In these stories, representing with their particular fictionality new social spaces, there is recorded a self-constructed memory of the emigration, the settlement, the re-building of a society and a religious conversion which are epochmaking events for the Icelanders. (Glauser 2000a: 215)7

Implizit oder explizit bringen somit sämtliche Darstellungen der Íslendingasögur neueren Datums zum Ausdruck, dass die Konstruktion von Vergangenheit ein wesentliches Charakteristikum der Gattung darstellt. Sagaforschung im 21. Jh. ist speziell im Falle der Íslendingasögur schwer vorstellbar, ohne diesem Aspekt eine zentrale Bedeutung zuzumessen. Die kulturwissenschaftlich orientierte Sichtweise verspricht dabei neue Erkenntnisse hinsichtlich der Gattung als Ganzes, aber auch in Bereichen, die bislang nur wenig Beachtung fanden. Diese Arbeit ist einem dieser bislang eher wenig beachteten Sujets der Sagaforschung gewidmet, den sog. ‚postklassischen‘ Íslendingasögur des Spätmittelalters, die ich anknüpfend an Glausers Verständnis der Texte als Träger des kulturellen Gedächtnisses im Sinne Assmanns neu beleuchten möchte.8

1.2Die ‚postklassische‘ Íslendingasaga: Forschungsstand

Das Stichwort ‚Íslendingasaga‘ ruft zunächst einmal etwa ein knappes Dutzend Werke in das Gedächtnis – Egils saga, Eyrbyggja saga, Gísla saga, Grettis saga, Hrafnkels saga, Laxdœla saga, Njáls saga, um die berühmtesten unter ihnen zu nennen –, die auch im Zentrum der wissenschaftlichen Diskussion stehen. Insgesamt werden jedoch (je nach Zählweise) 35–40 Werke zu den Íslendingasögur gezählt, wobei sich die einzelnen Werke zum Teil beträchtlich in Umfang, Stil, Aufbau und Fokus, der auf einer Person oder Familie, einem Landstrich oder einem bestimmten Ereignis liegen kann, unterscheiden (Heusler 1941: 221–222). Häufig werden die Íslendingasögur in frühe, klassische und ‚postklassische‘ Werke unterteilt, wobei immer wieder betont wird, dass sich letztere deutlich von den übrigen abheben (siehe z.B. Mundal 2004: 290, Vésteinn Ólason 2005: 114, Sävborg [16]2012a: 53–54). Der Subgattung der ‚postklassischen‘ Íslendingasaga werden im Allgemeinen die folgenden Sagas zugerechnet:9

Bárðar saga (Bárðar saga Snæfellsáss)

Finnboga saga (Finnboga saga ramma)

Fljótsdæla saga (auch Droplaugarsona saga hin meiri)

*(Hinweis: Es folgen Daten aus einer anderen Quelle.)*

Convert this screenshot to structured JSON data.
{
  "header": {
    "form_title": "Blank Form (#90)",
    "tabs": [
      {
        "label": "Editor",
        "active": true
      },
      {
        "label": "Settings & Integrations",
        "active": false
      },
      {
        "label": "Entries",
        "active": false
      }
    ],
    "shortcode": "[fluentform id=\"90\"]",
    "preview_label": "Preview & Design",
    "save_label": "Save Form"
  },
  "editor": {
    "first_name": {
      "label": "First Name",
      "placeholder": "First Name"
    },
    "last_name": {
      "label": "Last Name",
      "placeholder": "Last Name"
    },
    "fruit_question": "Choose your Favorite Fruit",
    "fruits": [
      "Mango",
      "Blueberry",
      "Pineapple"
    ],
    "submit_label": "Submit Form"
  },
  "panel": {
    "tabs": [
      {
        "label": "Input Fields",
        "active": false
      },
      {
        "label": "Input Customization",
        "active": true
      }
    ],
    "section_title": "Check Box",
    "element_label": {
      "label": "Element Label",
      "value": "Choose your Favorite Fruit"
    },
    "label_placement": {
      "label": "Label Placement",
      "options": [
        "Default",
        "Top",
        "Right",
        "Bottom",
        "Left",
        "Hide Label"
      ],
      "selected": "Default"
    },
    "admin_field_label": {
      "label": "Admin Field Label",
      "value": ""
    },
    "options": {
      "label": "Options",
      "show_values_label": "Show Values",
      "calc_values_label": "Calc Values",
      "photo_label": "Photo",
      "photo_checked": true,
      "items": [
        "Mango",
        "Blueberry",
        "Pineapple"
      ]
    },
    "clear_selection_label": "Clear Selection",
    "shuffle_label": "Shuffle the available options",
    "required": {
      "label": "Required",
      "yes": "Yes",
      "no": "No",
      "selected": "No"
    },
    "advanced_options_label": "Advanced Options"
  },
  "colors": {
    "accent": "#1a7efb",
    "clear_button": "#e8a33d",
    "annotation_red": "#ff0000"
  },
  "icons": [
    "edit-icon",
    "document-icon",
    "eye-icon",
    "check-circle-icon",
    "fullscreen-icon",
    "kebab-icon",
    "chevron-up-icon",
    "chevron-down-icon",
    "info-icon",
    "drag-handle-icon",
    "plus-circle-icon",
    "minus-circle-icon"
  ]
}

Flóamanna saga (auch Þorgils saga Örrabeinsfóstra)

Grettis saga auch (Grettis saga Ásmundarsonar ins sterka)

Gunnars saga Keldugnúpsfífls

Harðar saga (Harðar saga Grimkelssonar, auch Harðar saga ok Hólmverja, Hólmverja saga)

Hávarðar saga (Hávarðar saga Ísfirðings)

Kjalnesinga saga (auch Búa saga Andriðasonar oder Búa saga Esjufóstra)

Króka-Refs saga

Svarfdœla saga

Þórðar saga hreðu

Þorskfirðinga saga (auch Gull-Þóris saga)

[Þorsteins saga Síðu-Hallssonar]10

Víglundar saga (Víglundar saga væna, Víglundar saga og Ketilríðar oder auch Þorgríms saga prúða)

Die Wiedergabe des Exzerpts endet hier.